Depression is the second leading cause of death worldwide, according to a new study by researchers at the University of California, San Diego.
According to a study published in the journal Neurology, about 8 percent of all US adults with major depressive disorder (MDD) are experiencing some degree of mental health problems, and nearly 6 percent have depression as their primary or primary cause of illness.
Depression, often referred to as “the second leading killer after lung cancer,” can lead to a range of mental disorders including anxiety, mood swings, depression, obsessive compulsive disorder, and substance abuse.
The study involved more than 2,000 people in their 60s, 70s, and 80s, with all of the participants suffering from a diagnosis of MDD or other major depression.
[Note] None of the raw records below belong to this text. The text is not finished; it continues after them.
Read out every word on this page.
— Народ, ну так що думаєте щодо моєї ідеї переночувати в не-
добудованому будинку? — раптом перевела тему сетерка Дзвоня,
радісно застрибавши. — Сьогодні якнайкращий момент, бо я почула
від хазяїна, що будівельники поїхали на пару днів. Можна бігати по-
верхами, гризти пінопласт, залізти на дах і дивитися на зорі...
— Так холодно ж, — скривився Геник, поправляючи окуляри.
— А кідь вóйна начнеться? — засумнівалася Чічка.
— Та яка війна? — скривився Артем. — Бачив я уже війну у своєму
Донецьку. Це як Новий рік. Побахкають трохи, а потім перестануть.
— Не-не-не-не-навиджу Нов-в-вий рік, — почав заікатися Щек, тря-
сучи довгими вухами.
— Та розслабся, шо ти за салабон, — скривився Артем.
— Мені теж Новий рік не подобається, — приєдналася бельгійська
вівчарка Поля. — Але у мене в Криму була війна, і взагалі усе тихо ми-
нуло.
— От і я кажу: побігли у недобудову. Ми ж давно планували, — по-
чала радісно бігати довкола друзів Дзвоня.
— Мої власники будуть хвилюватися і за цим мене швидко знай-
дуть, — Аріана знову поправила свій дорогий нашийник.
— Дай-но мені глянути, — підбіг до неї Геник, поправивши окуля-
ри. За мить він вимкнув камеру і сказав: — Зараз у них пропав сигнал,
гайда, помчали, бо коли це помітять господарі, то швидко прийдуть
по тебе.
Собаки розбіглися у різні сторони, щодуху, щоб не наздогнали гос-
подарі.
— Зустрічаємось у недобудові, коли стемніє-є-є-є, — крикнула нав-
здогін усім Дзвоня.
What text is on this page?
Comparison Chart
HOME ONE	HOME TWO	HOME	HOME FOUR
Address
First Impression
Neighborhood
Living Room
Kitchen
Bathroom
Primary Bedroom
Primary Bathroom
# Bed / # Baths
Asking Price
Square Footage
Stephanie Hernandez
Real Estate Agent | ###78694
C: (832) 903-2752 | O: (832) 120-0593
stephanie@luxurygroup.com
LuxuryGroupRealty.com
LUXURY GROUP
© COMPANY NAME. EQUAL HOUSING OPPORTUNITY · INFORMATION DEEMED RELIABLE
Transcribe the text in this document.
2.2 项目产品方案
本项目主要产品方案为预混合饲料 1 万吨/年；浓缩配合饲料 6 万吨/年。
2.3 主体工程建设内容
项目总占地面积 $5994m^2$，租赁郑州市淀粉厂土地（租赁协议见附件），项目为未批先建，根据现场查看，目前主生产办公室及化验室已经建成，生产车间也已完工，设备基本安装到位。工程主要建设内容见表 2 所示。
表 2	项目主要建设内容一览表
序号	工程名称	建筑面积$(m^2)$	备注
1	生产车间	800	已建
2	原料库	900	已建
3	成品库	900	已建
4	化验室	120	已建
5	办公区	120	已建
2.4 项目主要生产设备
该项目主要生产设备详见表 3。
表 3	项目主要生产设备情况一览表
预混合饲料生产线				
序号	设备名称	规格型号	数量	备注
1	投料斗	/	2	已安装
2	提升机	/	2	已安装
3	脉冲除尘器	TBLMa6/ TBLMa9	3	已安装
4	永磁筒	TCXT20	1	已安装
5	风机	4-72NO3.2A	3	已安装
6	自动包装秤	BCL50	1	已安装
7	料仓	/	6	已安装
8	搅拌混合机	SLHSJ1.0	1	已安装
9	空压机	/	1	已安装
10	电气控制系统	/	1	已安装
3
The researchers asked participants about their thoughts and feelings on a range the following days, with the goal of determining if they were experiencing depression as a result of their current illness.
The questionnaires were written in the hope that participants would be able to provide answers that could be used to help determine if they are at increased risk of developing the mental illness.
Participants were also asked to fill out a questionnaire about their medication use, and to report how often they used it.
“It’s an important first step to determine whether you have a mental health disorder, but it is not a magic pill,” said senior author Christopher O’Leary, MD, professor of psychiatry at UC San Diego and lead author of the study.
“If you have symptoms of depression, there are many treatments available, and we hope that this study will provide information to the clinician to help guide their treatment.”
The researchers also analyzed data on the prevalence of depression as well as other mental disorders and the rate of antidepressant use.
They found that about 6 percent of the respondents with major depression reported that they had used antidepressant medications at least once in the past year, and that between 2 and 6 percent had used antidepressants more than once.
More than half of the responders to the depression questionnaire reported that the medication they were taking had been prescribed to them for depression.
The study found that in the study group, the prevalence and the percentage of people using antidepressants was highest among those who were depressed at baseline.
About 1.5 percent of those with major MDD had used any antidepressant medication in the preceding year, compared to only 0.4 percent of non-depressed people with MDD.
The majority of the people who reported using antidepressants had been taking them for a long time, between the ages of 30 and 50.
“These findings suggest that if people have a history of depression at baseline, it can lead them to use antidepressants even if they do not have the symptoms of a depressive disorder,” O’Brien said.
“We need to be aware that there are people with depression who are not taking antidepressants and need additional support and resources.
It may be a helpful step to be able the person who is suffering from depression can take some medication to help manage their symptoms.”
O’Leary added that these findings were important because they could help improve treatment and recovery for people with depressive symptoms.
“Our study shows that for some people who do not meet the diagnostic criteria for MDD, antidepressant treatment may be helpful in alleviating symptoms of the illness,” he said.
“This could have important implications for people who are already receiving treatment for depression, and for those who are trying to manage the symptoms.
For example, people who use antidepressants to manage depression may also have a higher likelihood of experiencing a relapse or becoming more depressed.”
For more on depression, check out these stories: Drinking coffee with Depression: What to Know About Coffee’s Anti-Depressant Properties, How to Make It, and How to Avoid It.